What I'm after is a simple (you'd think, at least) count of all projects, with expected output like below:
YEAR | TotalListed | TotalCompleted
2010 | 1 | 0
2011 | 3 | 2
2012 | 0 | 1
However, my query below - because of the join - isn't showing 2012's count, because there's been no listed project for 2012. However, I can't really reverse the query, as then 2010's count wouldn't show up (since nothing was completed in 2010).
I'm open to any suggestions, or tips like how to do this. I've pondered a temp table, is that the best way to go? I'm open to anything that gets me what I need!
(If the code looks familiar, ya'll helped me get the subquery made! MySQL Subquery with main query data variable)
SELECT YEAR(p1.DateListed) AS YearListed, COUNT(p1.ProjectID) As Listed, PreQuery.Completed
FROM(
SELECT YEAR(DateCompleted) AS YearCompleted, COUNT(ProjectID) AS Completed
FROM projects
WHERE CustomerID = 123456 AND DateListed >= DATE_SUB(Now(), INTERVAL 5 YEAR)
GROUP BY YEAR(DateCompleted)
) PreQuery
RIGHT OUTER JOIN projects p1 ON PreQuery.YearCompleted = YEAR(p1.DateListed)
WHERE CustomerID = 123456 AND DateListed >= DATE_SUB(Now(), INTERVAL 5 YEAR)
GROUP BY YearListed
ORDER BY p1.DateListed
After reviewing your table, query, and expected results - I believe I have found a more-revised query to suit your needs. It is a fairly-full rewrite of your existing query though, but I've tested it with your given data and received the same results you want/expect:
SELECT
years.`year`,
SUM(IF(YEAR(DateListed) = years.`year`, 1, 0)) AS TotalListed,
SUM(IF(YEAR(DateCompleted) = years.`year`, 1, 0)) AS TotalCompleted
FROM
projects
LEFT JOIN (
SELECT DISTINCT `year` FROM (
SELECT YEAR(DateListed) AS `year` FROM projects
UNION SELECT YEAR(DateCompleted) AS `year` FROM projects WHERE DateCompleted IS NOT NULL
) as year_inner
) AS years
ON YEAR(DateListed) = `year`
OR YEAR(DateCompleted) = `year`
WHERE
CustomerID = 123456 AND DateListed >= DATE_SUB(Now(), INTERVAL 5 YEAR)
GROUP BY
years.`year`
ORDER BY
years.`year`
To explain, we should start with the inner query (aliased as year_inner).
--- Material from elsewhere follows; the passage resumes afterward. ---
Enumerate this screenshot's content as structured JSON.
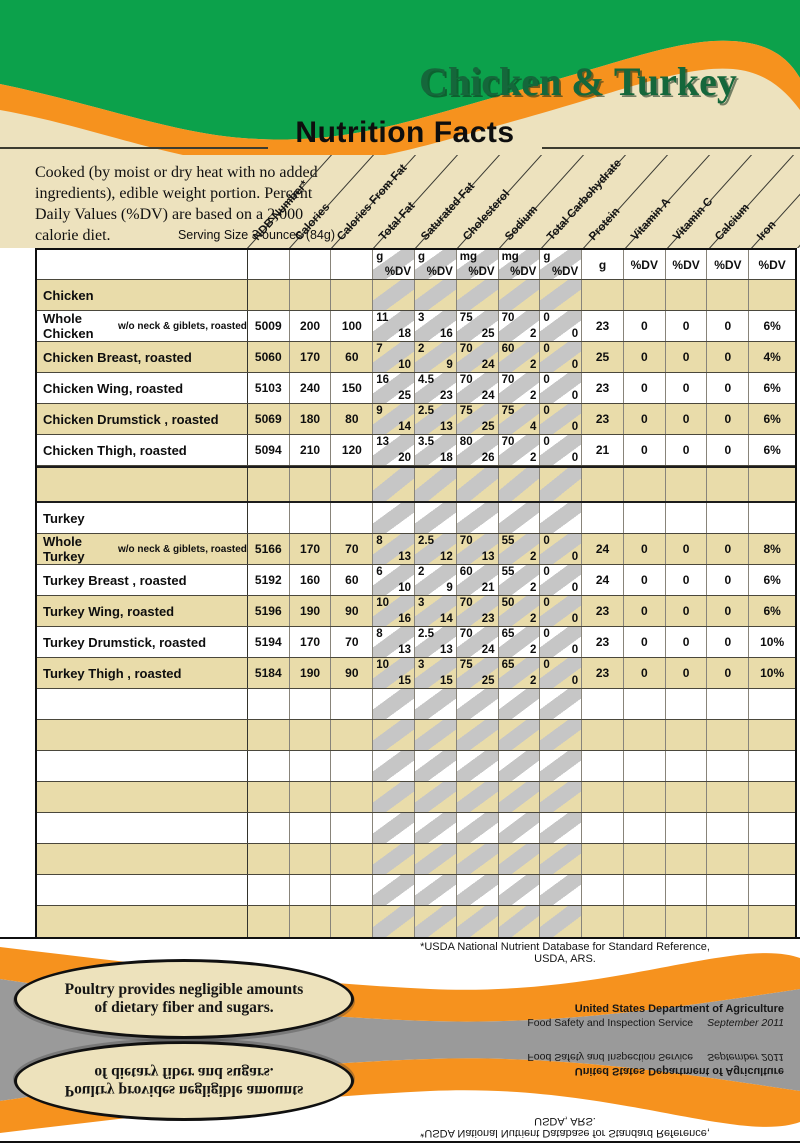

It selects a full list of years in the DateListed and DateCompleted columns and then selects a DISTINCT list of those to create the years alias sub-query. This sub-query is used to get a full list of "years" that we want data for. Doing it this way, opposed to a sub-query with counts and groupings will allow you to only have to define the WHERE clause on the outermost query (though, if efficiency becomes an issue with thousands and thousands of records, you could always add a WHERE clause to the inner query too; or an index to the date columns).
After we've built our inner queries, we join the projects table on the results with a LEFT JOIN for the DateListed or DateCompleted's YEAR() value - which will allow us to bring back null columns too!
For the field selections, we use the year column from our inner query to assure that we get a full list of years to display. Then, we compare the current row's DateListed & DateCompleted YEAR() value to the current year; if they're equal, add 1 - else add 0. When we GROUP BY year, our SUM() will count all of the 1's for that year for each column and give you the output you want (hopefully, of course =P).